Autorität aufgrund des Entstehungsprozesses – damit ist die Inspirationslehre gemeint; die Lehre von der Ein- oder Aushauchung der biblischen Worte durch Gott selbst. Bubmann gesteht ein, dass es „tatsächlich so über einen Großteil der Kirchengeschichte… immer wieder Gruppen gab, die dachten, die Schriften des Neuen wie auch des Alten Testaments seien ‘verbalinspiriert’. Also direkt, vielleicht durch einen Engel eingeflößt…“ Die Wortwahl ist vielsagend: passiv „eingeflößt“; und da „gab es“ immer wieder mal solche seltsamen „Gruppen“. Angemessen wäre dagegen diese Formulierung: der allgemeine und breite, tiefe und feste, bis zur Aufklärung kaum hinterfragte Konsens in allen Kirchen war die Verbalinspiration – die angeblich vereinzelten Gruppen stellten eine einzige große Gruppe dar!
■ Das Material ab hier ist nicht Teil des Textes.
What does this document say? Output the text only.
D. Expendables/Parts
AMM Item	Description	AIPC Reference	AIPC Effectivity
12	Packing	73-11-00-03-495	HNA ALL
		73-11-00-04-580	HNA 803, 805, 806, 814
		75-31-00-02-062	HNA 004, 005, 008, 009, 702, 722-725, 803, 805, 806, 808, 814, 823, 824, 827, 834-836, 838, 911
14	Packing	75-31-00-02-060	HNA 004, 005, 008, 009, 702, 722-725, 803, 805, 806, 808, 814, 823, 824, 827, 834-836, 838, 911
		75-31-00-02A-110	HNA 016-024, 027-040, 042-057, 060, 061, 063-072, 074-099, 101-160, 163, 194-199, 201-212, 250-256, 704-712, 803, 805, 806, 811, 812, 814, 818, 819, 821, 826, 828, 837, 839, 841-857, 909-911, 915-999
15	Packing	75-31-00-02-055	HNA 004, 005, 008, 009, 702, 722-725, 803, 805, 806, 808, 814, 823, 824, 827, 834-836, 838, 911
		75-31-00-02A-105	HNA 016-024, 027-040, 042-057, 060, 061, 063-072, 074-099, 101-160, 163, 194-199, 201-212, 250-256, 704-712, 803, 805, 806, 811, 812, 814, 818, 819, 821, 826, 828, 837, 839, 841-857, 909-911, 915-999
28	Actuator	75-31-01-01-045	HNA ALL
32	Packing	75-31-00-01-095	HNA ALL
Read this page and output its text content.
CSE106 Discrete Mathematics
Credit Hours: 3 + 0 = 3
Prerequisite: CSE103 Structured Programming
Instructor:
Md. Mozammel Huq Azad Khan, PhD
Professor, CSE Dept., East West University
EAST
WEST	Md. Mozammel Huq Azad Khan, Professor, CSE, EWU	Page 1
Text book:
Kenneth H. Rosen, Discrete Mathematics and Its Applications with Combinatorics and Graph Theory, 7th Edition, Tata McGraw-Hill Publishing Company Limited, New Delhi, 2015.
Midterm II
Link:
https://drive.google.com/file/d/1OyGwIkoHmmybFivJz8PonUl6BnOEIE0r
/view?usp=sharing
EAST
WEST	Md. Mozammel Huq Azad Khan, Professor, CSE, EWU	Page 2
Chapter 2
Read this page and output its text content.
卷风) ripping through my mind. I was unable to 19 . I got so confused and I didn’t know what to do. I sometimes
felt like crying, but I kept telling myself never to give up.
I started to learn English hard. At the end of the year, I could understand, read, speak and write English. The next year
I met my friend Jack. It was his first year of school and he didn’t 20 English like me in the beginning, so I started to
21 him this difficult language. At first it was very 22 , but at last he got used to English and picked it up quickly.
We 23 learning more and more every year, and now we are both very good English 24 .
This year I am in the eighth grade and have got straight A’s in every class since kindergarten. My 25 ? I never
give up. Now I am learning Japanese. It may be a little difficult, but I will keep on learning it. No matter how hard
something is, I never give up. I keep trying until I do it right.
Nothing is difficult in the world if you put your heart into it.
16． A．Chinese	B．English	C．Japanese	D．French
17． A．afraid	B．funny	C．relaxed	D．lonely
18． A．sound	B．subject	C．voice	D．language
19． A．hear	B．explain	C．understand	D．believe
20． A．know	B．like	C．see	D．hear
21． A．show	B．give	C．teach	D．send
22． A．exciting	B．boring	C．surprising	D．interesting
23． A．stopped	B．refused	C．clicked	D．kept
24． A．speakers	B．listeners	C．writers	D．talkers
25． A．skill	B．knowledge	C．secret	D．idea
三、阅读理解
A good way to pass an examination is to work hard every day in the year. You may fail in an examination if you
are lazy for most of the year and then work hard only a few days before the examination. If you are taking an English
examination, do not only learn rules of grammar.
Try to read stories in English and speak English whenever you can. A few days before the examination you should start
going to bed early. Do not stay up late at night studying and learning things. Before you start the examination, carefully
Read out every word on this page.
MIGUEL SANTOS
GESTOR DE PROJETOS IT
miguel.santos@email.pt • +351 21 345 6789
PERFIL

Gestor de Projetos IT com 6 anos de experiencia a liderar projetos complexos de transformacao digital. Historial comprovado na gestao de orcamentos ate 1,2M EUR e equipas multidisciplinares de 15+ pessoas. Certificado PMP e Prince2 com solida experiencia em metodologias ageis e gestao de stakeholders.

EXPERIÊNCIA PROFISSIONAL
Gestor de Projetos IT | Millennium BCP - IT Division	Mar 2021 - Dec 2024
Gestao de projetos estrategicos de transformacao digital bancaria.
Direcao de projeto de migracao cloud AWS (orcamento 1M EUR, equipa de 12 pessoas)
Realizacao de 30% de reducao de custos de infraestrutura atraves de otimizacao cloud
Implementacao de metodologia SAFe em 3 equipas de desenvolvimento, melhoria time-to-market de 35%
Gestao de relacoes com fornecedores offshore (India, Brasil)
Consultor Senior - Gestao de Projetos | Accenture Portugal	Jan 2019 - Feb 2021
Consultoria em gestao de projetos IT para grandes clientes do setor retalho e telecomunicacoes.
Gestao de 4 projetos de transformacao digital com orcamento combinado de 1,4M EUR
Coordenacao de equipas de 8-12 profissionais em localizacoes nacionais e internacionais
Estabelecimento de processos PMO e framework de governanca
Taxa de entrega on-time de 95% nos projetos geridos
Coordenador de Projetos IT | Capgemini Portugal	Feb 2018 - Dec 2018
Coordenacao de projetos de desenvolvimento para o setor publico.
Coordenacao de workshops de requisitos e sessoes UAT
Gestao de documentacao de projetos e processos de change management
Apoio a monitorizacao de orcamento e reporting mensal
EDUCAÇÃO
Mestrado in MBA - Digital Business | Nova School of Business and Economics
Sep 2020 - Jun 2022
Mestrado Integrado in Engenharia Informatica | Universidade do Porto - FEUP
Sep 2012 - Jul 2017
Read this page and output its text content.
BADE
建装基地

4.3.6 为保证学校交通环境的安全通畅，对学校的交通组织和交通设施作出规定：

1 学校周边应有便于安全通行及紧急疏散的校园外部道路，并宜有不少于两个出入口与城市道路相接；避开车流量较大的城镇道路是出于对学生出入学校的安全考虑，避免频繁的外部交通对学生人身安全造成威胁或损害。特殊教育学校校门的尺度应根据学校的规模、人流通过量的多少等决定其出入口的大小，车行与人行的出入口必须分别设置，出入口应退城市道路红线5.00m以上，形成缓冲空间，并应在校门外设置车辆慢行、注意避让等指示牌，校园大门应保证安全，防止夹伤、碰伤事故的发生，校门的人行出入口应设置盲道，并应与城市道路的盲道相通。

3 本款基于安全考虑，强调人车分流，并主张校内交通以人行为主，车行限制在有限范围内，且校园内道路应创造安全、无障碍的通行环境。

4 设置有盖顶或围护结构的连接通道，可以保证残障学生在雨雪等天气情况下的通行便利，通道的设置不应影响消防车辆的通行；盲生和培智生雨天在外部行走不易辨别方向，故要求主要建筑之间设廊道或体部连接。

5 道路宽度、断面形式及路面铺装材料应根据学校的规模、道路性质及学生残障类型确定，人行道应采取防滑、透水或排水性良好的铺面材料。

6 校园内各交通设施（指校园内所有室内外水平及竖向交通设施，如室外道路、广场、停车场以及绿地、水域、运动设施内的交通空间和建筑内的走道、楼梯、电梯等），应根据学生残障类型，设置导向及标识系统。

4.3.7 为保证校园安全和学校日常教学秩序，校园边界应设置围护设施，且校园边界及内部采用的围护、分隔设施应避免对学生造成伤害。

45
Bubmann will die Autorität und Heiligkeit von bestimmten (sicher nicht mehr allen) biblischen Texten an ihrer positiven Wirkung festmachen: „Wir tun dies [wir sprechen Texten immer noch Heiligkeit zu], weil sie sich im Leben von Generationen als hilfreich erwiesen haben, um ein christliches Leben gut führen zu können.“ Malessa teilt  offensichtlich diese Sicht. Man fragt sich nur, was daran noch protestantisch sein soll. Der Grundsatz des „Sola Scriptura“ kann, folgt man denn diesem Ansatz, nicht mehr aufrechterhalten werden. Denn als wirkmächtig, hilfreich oder sonst irgendwie nützlich können sich subjektiv gewiss auch andere Texte erweisen. Es kann nun nicht mehr klar begründet werden, warum einzig biblischen Texten dieser Status der „heiligen Worte“ zugesprochen werden sollte.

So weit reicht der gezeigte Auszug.